Başarılı da olduk. Kimine göre 500 ton, kimine göre 3 bin ton altından söz ediyoruz. İşler yolunda iken ve ekonomi tıkırında iken bu altınları ekonomiye katma yönünde daha iştahlı olduk ama ne zaman krizden söz edilince, altını; sığınılası liman olarak görüverdik.
Negatif faizden kaçan kaçana. Adresler arasında emlak, borsa, oto, döviz ve altın var. Özellikle altın, Türk geleneklerinde en çok sığınılan liman olageldi. Şimdi de yastıkaltı (iddihar) yeniden gücü ele geçirmeye başladı.
Gerçi 220 milyar $ döviz tevdiat hesabında olsa da... Borsa, küçük yatırımcı için yeniden gözde hale gelse de... Altının tahtı daima sağlam basmıştır yatırım zeminine... Sorun, altının yastık altına girdikten sonra yeniden ekonomi yüzüne çıkarılmasının zorluğunda...

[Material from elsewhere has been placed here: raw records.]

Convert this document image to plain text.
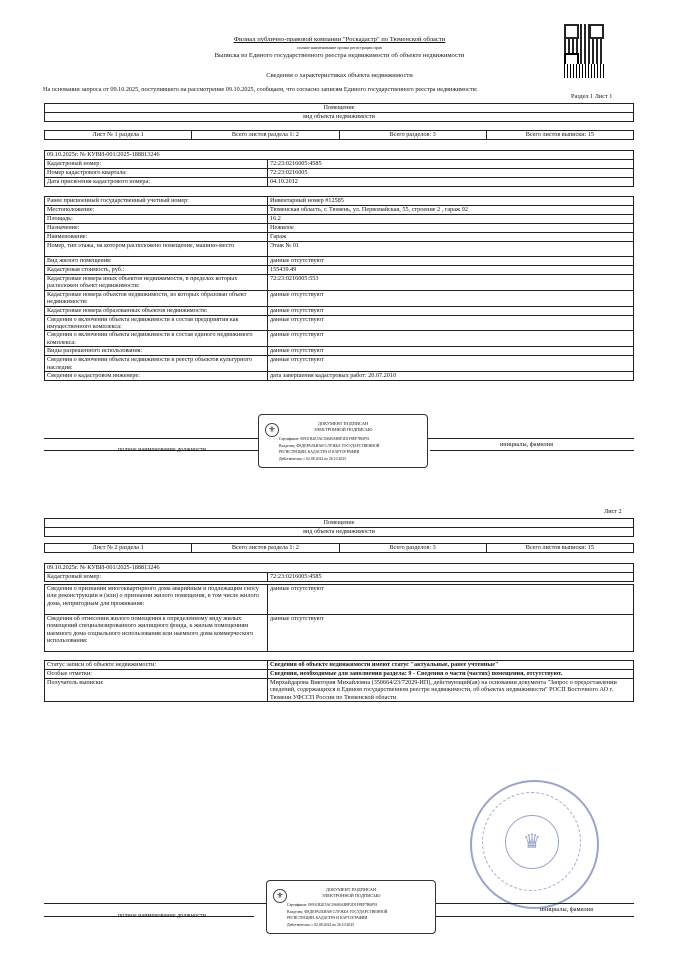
Филиал публично-правовой компании "Роскадастр" по Тюменской области
полное наименование органа регистрации прав
Выписка из Единого государственного реестра недвижимости об объекте недвижимости
Сведения о характеристиках объекта недвижимости
На основании запроса от 09.10.2025, поступившего на рассмотрение 09.10.2025, сообщаем, что согласно записям Единого государственного реестра недвижимости:
Раздел 1 Лист 1
Помещение
вид объекта недвижимости
Лист № 1 раздела 1	Всего листов раздела 1: 2	Всего разделов: 3	Всего листов выписки: 15
09.10.2025г. № КУВИ-001/2025-188813246	
Кадастровый номер:	72:23:0216005:4585
Номер кадастрового квартала:	72:23:0216005
Дата присвоения кадастрового номера:	04.10.2012
Ранее присвоенный государственный учетный номер:	Инвентарный номер #12585
Местоположение:	Тюменская область, г. Тюмень, ул. Первомайская, 55, строение 2 , гараж 92
Площадь:	16.2
Назначение:	Нежилое
Наименование:	Гараж
Номер, тип этажа, на котором расположено помещение, машино-место	Этаж № 01
Вид жилого помещения:	данные отсутствуют
Кадастровая стоимость, руб.:	155439.49
Кадастровые номера иных объектов недвижимости, в пределах которых расположен объект недвижимости:	72:23:0216005:553
Кадастровые номера объектов недвижимости, из которых образован объект недвижимости:	данные отсутствуют
Кадастровые номера образованных объектов недвижимости:	данные отсутствуют
Сведения о включении объекта недвижимости в состав предприятия как имущественного комплекса:	данные отсутствуют
Сведения о включении объекта недвижимости в состав единого недвижимого комплекса:	данные отсутствуют
Виды разрешенного использования:	данные отсутствуют
Сведения о включении объекта недвижимости в реестр объектов культурного наследия:	данные отсутствуют
Сведения о кадастровом инженере:	дата завершения кадастровых работ: 20.07.2010
полное наименование должности
инициалы, фамилия
⚜
ДОКУМЕНТ ПОДПИСАН
ЭЛЕКТРОННОЙ ПОДПИСЬЮ
Сертификат: 00931B2E5AC0A6BAB8F2D1F8EF7B6F93
Владелец: ФЕДЕРАЛЬНАЯ СЛУЖБА ГОСУДАРСТВЕННОЙ
РЕГИСТРАЦИИ, КАДАСТРА И КАРТОГРАФИИ
Действителен: с 02.08.2024 по 26.10.2025
Лист 2
Помещение
вид объекта недвижимости
Лист № 2 раздела 1	Всего листов раздела 1: 2	Всего разделов: 3	Всего листов выписки: 15
09.10.2025г. № КУВИ-001/2025-188813246
Кадастровый номер:	72:23:0216005:4585
Сведения о признании многоквартирного дома аварийным и подлежащим сносу или реконструкции и (или) о признании жилого помещения, в том числе жилого дома, непригодным для проживания:	данные отсутствуют
Сведения об отнесении жилого помещения к определенному виду жилых помещений специализированного жилищного фонда, к жилым помещениям наемного дома социального использования или наемного дома коммерческого использования:	данные отсутствуют
Статус записи об объекте недвижимости:	Сведения об объекте недвижимости имеют статус "актуальные, ранее учтенные"
Особые отметки:	Сведения, необходимые для заполнения раздела: 9 - Сведения о части (частях) помещения, отсутствуют.
Получатель выписки:	Мирхайдарова Виктория Михайловна (350664/23/72029-ИП), действующий(ая) на основании документа "Запрос о предоставлении сведений, содержащихся в Едином государственном реестре недвижимости, об объектах недвижимости" РОСП Восточного АО г. Тюмени УФССП России по Тюменской области
♛
полное наименование должности
инициалы, фамилия
⚜
ДОКУМЕНТ ПОДПИСАН
ЭЛЕКТРОННОЙ ПОДПИСЬЮ
Сертификат: 00931B2E5AC0A6BAB8F2D1F8EF7B6F93
Владелец: ФЕДЕРАЛЬНАЯ СЛУЖБА ГОСУДАРСТВЕННОЙ
РЕГИСТРАЦИИ, КАДАСТРА И КАРТОГРАФИИ
Действителен: с 02.08.2024 по 26.10.2025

Altın aynı zamanda dünyanın güvensizlik endeksi gibidir. Çatışmaların arttığı ortamda ve kriz zamanlarında altın daima gündemde yerini alır. Şimdi de öyle zaten. Ticaret savaşları, kur savaşları, sıcak çatışmalar ve küresel krizi kronikleştiren korona.
Hazırlanmakta olan yeni ekonomi programında, yastıkaltı gücünü dikkate alan tedbir ve teşviklerin olmasını beklemek, ekonominin selameti için iyi olacaktır.
ALTIN KURAL DAİMA AYNI: ALTINI OLAN KURALI KOYAR
Yastıkaltı gücü ele geçirirken altın yeniden kural koymaya başladı ve güvenli liman olma özelliğini hissettirdi. Yatırım teknesi, altın limanında güvendedir ancak teknenin amacı, limanda çürümek olmamalı...
Altın eğer yastıkaltı için cazip olmaya başlamışsa, onu yastık altından çıkarıp ekonomiye katmak, zor olacak ve çok zaman alacaktır.